References to data variables should be shown as constants when used known constant contexts
Version and Platform (required):
- Binary Ninja Version: 3.4.4248-dev, c26685e2
- OS: macos
- OS Version: 13.3
- CPU Architecture: arm64
It looks like BN is producing the wrong IL for movw r2, #0x47e, e.g.
00000bdfa 40f27e42 movw r2, #0x47e
00000bdfe 86e80300 stm r6, {r0, r1} {var_a68} {var_a68} {var_a64} {0x41e5999a} {0x41dc0000}
00000be02 04f10801 add r1, r4, #8 {SUB_BDD8_DATA}
00000be06 b2a8 add r0, sp, #0x2c8 {var_920}
00000be08 bbf08cff bl #memcpy
According to IDA, this is
v6 = memcpy((unsigned int)v176, (char *)SUB_BDD8_DATA, 0x47Eu);
but BN produces HLIL
memcpy(&var_920, &SUB_BDD8_DATA, &data_47e)
This starts from LLIL where it does not recognize 0x47E as an immediate value
40 @ 00000bdfa r2 = &data_47e
It's being inferred to be a pointer to data - it looks like this is because 0x47e is a valid data address. Is the binary base in IDA also 0?
Binary base is zero for both IDA and BN.
On Fri, Apr 21, 2023 at 4:58 PM Josh F @.***> wrote:
It's being inferred to be a pointer to data - it looks like this is because 0x47e is a valid data address. Is the binary base in IDA also 0?
— Reply to this email directly, view it on GitHub https://github.com/Vector35/binaryninja-api/issues/4259#issuecomment-1517877243, or unsubscribe https://github.com/notifications/unsubscribe-auth/AAAESZ4RNDNXXIPB7FCFDRDXCKG6TANCNFSM6AAAAAAXG4VKM4 . You are receiving this because you authored the thread.Message ID: @.***>
Ok so while it's TECHNICALLY correct, the way we show it is really misleading. We should either simplify instances of &<datavar> to their static value, or never emit that as a reference in the first place
Edit:
In some places, it's nice to be able to see a reference to a data variable, like memcpy(&data_100, &data_40, 8) so this shouldn't be applied everywhere.

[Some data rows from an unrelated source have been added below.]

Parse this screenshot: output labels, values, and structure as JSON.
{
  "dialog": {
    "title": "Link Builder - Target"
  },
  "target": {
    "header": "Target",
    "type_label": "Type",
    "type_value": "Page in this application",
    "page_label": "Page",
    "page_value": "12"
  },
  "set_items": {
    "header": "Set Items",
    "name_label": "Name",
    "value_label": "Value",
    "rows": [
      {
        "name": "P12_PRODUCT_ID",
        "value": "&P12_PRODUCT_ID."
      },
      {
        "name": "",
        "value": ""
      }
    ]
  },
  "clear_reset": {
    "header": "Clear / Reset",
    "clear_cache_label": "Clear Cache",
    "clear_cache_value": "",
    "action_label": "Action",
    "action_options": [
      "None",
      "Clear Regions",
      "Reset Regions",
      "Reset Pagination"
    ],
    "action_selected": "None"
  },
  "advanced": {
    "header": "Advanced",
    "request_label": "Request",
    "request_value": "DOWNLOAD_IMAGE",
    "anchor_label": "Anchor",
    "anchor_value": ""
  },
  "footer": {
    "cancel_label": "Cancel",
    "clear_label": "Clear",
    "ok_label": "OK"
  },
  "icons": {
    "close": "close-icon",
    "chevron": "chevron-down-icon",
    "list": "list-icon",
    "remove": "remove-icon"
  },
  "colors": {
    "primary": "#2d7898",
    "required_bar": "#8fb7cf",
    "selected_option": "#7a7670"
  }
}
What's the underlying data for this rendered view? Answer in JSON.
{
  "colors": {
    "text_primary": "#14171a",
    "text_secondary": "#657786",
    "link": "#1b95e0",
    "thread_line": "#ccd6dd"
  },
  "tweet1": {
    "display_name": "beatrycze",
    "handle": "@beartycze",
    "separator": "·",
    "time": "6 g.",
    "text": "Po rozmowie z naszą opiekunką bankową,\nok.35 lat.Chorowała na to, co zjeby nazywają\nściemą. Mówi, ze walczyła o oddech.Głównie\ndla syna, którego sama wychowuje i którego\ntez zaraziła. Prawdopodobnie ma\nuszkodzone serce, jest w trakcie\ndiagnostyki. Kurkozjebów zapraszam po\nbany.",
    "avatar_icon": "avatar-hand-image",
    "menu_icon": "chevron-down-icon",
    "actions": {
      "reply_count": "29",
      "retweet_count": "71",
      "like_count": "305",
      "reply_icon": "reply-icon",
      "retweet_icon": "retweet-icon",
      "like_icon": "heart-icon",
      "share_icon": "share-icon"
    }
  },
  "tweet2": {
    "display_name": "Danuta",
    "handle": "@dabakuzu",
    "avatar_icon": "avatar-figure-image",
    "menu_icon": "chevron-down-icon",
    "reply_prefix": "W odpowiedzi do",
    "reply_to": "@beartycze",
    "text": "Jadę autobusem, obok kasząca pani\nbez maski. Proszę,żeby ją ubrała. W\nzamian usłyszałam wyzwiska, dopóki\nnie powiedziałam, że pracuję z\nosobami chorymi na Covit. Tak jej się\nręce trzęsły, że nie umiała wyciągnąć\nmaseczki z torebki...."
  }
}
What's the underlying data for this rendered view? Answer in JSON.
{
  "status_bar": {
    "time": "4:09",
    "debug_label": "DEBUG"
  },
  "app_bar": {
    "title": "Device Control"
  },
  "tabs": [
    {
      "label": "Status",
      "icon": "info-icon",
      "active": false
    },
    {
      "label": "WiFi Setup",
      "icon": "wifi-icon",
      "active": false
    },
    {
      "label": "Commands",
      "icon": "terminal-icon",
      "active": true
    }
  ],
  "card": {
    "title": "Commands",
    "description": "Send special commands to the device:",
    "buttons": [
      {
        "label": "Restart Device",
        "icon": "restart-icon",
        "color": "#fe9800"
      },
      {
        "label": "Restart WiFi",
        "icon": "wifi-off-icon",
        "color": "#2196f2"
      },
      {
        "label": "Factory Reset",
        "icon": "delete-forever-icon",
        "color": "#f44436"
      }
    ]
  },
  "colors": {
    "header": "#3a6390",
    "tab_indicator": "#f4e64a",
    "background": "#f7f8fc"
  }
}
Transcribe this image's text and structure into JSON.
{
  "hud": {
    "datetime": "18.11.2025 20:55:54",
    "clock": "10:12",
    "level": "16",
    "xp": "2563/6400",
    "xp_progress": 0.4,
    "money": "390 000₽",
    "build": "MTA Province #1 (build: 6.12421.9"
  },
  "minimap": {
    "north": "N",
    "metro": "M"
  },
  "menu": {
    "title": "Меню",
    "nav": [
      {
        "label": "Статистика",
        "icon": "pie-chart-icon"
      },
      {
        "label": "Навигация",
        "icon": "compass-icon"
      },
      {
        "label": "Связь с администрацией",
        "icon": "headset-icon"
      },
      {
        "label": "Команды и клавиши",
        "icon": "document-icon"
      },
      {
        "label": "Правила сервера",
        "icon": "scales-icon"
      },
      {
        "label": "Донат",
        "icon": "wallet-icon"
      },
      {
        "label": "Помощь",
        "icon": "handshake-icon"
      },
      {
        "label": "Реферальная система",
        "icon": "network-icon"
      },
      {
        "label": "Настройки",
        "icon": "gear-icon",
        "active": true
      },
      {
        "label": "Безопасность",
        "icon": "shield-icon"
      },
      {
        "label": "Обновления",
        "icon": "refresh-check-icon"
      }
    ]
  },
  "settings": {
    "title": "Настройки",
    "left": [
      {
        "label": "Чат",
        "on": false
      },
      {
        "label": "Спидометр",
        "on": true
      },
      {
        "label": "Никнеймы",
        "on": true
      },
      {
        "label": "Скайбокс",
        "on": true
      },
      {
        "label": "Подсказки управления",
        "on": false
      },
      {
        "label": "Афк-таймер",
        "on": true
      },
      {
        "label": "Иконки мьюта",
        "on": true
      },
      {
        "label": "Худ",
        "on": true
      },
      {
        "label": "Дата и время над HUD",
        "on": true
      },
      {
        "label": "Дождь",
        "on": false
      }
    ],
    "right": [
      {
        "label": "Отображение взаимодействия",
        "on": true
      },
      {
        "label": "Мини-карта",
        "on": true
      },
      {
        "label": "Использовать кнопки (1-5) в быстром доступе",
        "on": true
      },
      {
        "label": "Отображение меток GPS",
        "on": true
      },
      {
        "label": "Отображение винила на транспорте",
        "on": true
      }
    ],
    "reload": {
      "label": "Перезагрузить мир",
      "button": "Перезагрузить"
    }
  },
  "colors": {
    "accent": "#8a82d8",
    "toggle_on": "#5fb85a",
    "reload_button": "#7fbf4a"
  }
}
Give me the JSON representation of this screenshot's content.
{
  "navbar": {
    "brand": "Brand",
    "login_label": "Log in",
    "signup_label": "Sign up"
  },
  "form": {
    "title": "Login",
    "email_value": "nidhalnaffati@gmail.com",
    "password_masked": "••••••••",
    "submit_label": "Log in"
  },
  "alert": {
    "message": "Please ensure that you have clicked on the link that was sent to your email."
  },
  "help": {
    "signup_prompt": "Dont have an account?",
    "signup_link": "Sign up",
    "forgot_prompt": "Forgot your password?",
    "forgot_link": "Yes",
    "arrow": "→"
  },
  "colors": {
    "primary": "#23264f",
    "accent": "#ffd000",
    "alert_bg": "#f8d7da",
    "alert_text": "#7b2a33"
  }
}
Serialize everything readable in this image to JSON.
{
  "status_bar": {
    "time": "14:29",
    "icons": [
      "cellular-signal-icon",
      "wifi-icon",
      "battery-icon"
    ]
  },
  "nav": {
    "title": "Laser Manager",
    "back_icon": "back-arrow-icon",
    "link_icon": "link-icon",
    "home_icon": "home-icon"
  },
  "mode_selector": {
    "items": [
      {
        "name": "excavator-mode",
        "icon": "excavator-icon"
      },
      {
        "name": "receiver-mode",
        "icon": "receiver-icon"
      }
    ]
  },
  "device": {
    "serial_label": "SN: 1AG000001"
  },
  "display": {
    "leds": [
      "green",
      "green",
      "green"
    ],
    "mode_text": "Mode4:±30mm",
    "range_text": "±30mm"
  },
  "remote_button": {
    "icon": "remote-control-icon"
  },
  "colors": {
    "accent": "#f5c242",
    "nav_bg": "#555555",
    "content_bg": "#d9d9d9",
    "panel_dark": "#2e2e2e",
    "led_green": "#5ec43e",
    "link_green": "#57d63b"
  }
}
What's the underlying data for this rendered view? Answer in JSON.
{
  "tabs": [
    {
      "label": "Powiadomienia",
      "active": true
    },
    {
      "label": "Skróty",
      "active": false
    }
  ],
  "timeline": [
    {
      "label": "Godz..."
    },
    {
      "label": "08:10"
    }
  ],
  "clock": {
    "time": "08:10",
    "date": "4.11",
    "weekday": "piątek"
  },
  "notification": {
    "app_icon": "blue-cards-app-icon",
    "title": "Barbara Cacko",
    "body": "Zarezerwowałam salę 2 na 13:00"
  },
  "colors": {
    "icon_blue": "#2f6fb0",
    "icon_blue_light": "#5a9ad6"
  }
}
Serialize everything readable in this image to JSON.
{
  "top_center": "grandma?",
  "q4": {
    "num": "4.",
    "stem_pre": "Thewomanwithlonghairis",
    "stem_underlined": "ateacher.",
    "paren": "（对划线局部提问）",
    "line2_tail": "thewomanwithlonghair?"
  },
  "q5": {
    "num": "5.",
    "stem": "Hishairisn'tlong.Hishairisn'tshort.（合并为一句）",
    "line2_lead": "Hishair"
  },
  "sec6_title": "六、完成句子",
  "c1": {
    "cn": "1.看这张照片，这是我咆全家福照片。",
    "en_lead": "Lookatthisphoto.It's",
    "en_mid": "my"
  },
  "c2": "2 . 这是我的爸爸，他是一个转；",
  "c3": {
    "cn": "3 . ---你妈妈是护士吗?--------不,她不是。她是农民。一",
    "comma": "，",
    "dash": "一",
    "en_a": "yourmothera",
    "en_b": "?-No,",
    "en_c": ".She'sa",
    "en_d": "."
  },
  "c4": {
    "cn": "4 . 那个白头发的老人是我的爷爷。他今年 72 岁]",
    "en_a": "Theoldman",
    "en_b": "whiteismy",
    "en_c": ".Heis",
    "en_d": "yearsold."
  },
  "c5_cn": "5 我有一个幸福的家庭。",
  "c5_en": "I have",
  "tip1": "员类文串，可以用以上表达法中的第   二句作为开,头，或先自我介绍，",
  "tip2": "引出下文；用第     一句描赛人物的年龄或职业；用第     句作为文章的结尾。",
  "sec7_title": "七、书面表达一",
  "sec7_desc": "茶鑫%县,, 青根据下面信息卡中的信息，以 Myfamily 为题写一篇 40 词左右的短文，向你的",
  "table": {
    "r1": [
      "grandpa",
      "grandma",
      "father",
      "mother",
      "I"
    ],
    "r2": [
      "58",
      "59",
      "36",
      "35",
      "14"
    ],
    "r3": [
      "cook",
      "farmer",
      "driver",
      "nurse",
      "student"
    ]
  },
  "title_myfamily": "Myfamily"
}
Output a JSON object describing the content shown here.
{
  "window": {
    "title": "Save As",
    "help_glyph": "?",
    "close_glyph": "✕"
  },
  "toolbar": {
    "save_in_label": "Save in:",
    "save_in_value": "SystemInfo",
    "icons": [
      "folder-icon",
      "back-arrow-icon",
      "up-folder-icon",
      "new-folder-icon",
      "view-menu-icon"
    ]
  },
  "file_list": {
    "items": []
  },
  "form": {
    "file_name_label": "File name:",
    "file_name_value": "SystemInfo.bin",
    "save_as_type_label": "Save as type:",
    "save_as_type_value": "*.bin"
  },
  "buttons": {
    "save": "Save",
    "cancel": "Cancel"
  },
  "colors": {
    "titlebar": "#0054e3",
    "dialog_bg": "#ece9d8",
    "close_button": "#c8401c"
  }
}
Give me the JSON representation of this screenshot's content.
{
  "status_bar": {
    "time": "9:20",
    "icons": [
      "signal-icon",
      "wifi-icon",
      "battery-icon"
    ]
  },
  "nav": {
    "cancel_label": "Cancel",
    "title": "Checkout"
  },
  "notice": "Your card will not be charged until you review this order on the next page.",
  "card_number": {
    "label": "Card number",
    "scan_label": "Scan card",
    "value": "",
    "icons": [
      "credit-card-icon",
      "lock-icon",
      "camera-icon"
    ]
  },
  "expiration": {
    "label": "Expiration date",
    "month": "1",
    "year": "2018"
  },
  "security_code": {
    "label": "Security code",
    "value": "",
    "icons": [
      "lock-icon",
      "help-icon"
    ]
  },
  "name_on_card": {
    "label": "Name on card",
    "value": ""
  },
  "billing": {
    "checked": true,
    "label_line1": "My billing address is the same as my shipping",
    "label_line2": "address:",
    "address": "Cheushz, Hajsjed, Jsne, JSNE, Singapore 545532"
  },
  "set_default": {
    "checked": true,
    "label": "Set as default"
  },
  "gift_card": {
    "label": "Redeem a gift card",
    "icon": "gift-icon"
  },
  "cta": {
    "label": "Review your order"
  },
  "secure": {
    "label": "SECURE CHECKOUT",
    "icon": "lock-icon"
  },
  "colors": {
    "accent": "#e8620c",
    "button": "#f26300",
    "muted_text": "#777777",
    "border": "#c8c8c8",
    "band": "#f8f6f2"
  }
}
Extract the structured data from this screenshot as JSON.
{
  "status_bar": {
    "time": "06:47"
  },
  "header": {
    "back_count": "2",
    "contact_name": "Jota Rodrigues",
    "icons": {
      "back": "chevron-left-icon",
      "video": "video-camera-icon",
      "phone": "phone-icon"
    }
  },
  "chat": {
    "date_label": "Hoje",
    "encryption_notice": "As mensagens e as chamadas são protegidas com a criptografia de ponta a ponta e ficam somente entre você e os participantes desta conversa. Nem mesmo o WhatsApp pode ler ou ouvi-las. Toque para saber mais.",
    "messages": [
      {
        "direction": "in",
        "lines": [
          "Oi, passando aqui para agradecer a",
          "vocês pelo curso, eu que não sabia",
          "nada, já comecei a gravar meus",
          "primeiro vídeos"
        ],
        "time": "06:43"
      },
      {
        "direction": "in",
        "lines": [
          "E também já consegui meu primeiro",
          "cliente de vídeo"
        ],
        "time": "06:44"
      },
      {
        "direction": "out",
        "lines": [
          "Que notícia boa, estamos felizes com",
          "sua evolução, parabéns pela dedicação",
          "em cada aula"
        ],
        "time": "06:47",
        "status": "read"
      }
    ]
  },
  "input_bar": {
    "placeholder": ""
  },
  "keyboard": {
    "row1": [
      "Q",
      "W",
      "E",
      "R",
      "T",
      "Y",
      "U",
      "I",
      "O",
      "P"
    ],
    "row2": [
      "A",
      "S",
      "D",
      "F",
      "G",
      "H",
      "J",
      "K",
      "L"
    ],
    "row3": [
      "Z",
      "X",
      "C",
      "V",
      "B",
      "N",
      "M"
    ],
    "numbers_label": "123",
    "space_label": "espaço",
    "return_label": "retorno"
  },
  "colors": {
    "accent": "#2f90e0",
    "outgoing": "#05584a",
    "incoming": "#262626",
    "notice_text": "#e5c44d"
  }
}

An easy workaround for this in most cases is to rebase the binary to some non-zero value
V35 should search for "Encourage Salesman Prompt Delay" to find the database.
Forgot to add that rebasing binary to a non-zero value may not work as it may break string references.
The only time it would break string references I would expect it to break all data variable references if the binary actually should be based at 0. Are you seeing strings break when rebasing and the binary image isn't supposed to be based at zero? If so, that might be a different bug.
I have a binary that must be based at address 0x500000 (example) for strings to be referenced. This is because the compiler inserted a bunch of fixed references to 0x50xxxx into the code.
I don't think it matters what the base address is, though. You will break string references as long as there are fixed addresses in the code and you rebase to the address the compiler does not expect.
That's my point though. Only if those fixed locations that require a base address of 0x0 are ones that would cause issue. All the rest, like your example don't require the work around but should already have less issue if they're based correctly.